Plafonds démographiques et conscience : La Suisse face aux urnes
À l'approche d'un nouveau référendum, les Suisses font face à des anxiétés familières concernant l'immigration et le service national, révélant un pays profondément divisé quant à son avenir.

Un autre dimanche de votation approche, et avec lui, une nouvelle série de questions existentielles pour la Confédération suisse. L'arène politique est animée par des débats sur deux propositions qui touchent au cœur de l'identité nationale : l'initiative « Non à une Suisse à 10 millions ! » et une révision de la loi sur le service civil. Les arguments échangés sont aussi prévisibles que passionnés, montrant un pays aux prises avec les conséquences de son propre succès.
L'initiative visant à freiner la croissance démographique offre un exemple classique de cette dynamique. Les partisans, représentés par le conseiller national UDC Mike Egger, dépeignent une nation sous tension, citant l'augmentation des taux de criminalité et invoquant le spectre de la congestion urbaine. Leur proposition, cependant, n'est pas présentée comme un arrêt net, mais comme un déclencheur. Si la population résidente permanente dépasse les 9,5 millions, le gouvernement serait contraint d'agir, principalement en renforçant les politiques d'asile et de regroupement familial. C'est une solution d'une simplicité séduisante.

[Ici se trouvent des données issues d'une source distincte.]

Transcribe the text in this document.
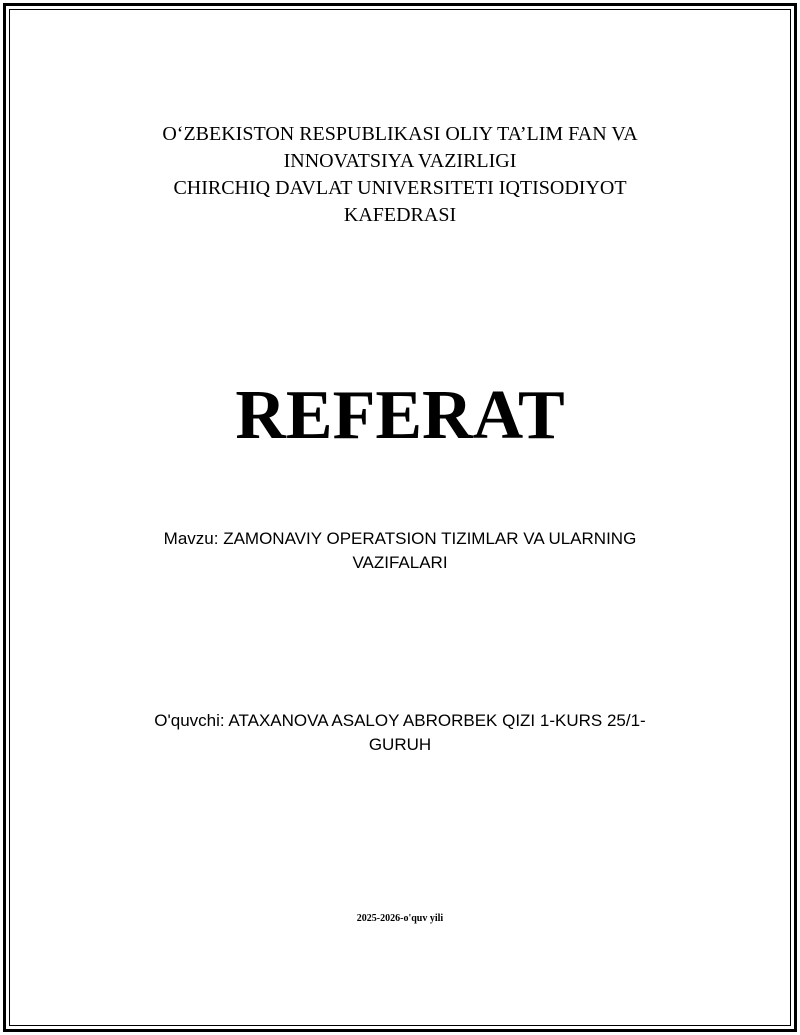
O‘ZBEKISTON RESPUBLIKASI OLIY TA’LIM FAN VA
INNOVATSIYA VAZIRLIGI
CHIRCHIQ DAVLAT UNIVERSITETI IQTISODIYOT
KAFEDRASI
REFERAT
Mavzu: ZAMONAVIY OPERATSION TIZIMLAR VA ULARNING
VAZIFALARI
O'quvchi: ATAXANOVA ASALOY ABRORBEK QIZI 1-KURS 25/1-
GURUH
2025-2026-o'quv yili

Les opposants, comme le conseiller aux États du Centre Benedikt Würth, répliquent avec un pragmatisme économique. Il souligne l'hypocrisie apparente de l'UDC, qui bloque souvent au parlement des mesures pratiques visant à mieux utiliser la main-d'œuvre nationale, comme l'amélioration du financement des garderies. Pour Würth, le prétendu « stress de la densité » est une fiction, et il suggère que les électeurs commencent à voir l'initiative comme un instrument grossier inadapté à une réalité économique complexe. On est en droit de se demander si un plafond numérique est un outil politique sérieux ou simplement un véhicule commode pour des anxiétés plus larges.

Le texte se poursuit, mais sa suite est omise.